I have warmed up to the idea that WAF's can be good in very specific situations only. I've always been the first to bark 'Don't block the problem fix the problem!' whenever WAF's had been discussed and as far as I'm concerned using a WAF generically to protect your site isn't a good security solution. The one use case for WAF's that I do see involves using a WAF to block *specific known attacks* against specific parameters until the proper fix is rolled out. Unfortunately I can see many people not fixing the issue and relying on the WAF rule entirely to 'address the issue' and I completely disagree with this approach.

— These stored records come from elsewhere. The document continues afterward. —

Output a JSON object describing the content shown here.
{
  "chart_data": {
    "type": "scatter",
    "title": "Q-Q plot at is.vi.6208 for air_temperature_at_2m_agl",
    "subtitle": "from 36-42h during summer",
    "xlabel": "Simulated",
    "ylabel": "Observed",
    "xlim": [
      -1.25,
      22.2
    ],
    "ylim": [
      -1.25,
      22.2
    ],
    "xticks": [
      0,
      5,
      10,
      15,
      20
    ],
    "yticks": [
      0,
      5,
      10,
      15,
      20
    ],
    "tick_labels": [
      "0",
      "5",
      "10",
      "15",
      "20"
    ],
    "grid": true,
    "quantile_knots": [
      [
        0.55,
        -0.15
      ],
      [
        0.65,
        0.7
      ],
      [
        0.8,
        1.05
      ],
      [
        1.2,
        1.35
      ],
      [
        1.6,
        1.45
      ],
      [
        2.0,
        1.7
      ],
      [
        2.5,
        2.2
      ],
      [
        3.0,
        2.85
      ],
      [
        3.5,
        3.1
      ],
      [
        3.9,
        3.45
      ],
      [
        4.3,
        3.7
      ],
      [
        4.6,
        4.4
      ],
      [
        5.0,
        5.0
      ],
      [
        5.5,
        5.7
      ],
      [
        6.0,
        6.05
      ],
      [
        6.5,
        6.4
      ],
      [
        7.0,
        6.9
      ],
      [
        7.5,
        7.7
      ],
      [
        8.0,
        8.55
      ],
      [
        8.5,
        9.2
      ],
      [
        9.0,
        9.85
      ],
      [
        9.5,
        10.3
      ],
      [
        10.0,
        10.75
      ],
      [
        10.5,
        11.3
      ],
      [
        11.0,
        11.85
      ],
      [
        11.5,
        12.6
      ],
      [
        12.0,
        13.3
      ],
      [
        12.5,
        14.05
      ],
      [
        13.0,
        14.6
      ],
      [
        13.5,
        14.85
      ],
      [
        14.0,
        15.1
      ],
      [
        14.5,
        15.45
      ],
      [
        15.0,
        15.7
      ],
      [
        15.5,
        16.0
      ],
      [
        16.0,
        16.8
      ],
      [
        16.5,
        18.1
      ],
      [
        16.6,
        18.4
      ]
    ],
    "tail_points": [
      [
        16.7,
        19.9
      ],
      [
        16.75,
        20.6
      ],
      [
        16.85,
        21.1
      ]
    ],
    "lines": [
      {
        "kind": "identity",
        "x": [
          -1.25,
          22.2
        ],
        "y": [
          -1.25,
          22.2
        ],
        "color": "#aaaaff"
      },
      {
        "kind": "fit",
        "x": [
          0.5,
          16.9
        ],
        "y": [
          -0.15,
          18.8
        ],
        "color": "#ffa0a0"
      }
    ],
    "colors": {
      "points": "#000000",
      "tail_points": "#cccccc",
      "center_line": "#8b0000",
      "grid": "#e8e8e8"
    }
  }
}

It is also important to understand that WAFs will not be able to block many attack types and it is important to understand this.
If you want to roll out a WAF at your company you're going to have to set appropriate expectations as to what WAFs are and aren't, as well as when you should use them. Don't just buy them because PCI says if you buy one you'll be compliant and ignore the real problem.
To be clear I'm saying that
- WAFs are a temporary band-aid to a known issue and not a long term solution.
- Depending on the vuln/site it may take hours to track down the issue and provide a solid fix. For larger sites it isn't always as simple as editing a single ASP/JSP/PHP file.
- Until it is fixed you have two options, shutting down that part of the site, or applying a temporary filter against the known bad parameter. I'm not going to tell you which approach to take as this depends on your specific case.
- If you wish to use a WAF filter chances are you're not always going to be able to use a generic signature. You need the expertise available to rewrite rules and beat on proposed filters to ensure evasion use cases don't creep up.
- WAF's will not block all attack types (See the WASC Threat Classification v1 for a decent sized list. Note: This list will double in size once Version 2 is released)
Anyhow check out Andre's post below.
"I wanted to do a post about “what web application security really is” because plenty of people out there don’t get it. They understand that “security attacks are moving from hosts to the Web”, but they have no idea what that means. To most people, web application security is the same thing as website security. I see people trying to approach web application security in the same way that they have tried host security in the past: penetrate (web application security scanner) and patch (web application firewall) — which won’t work."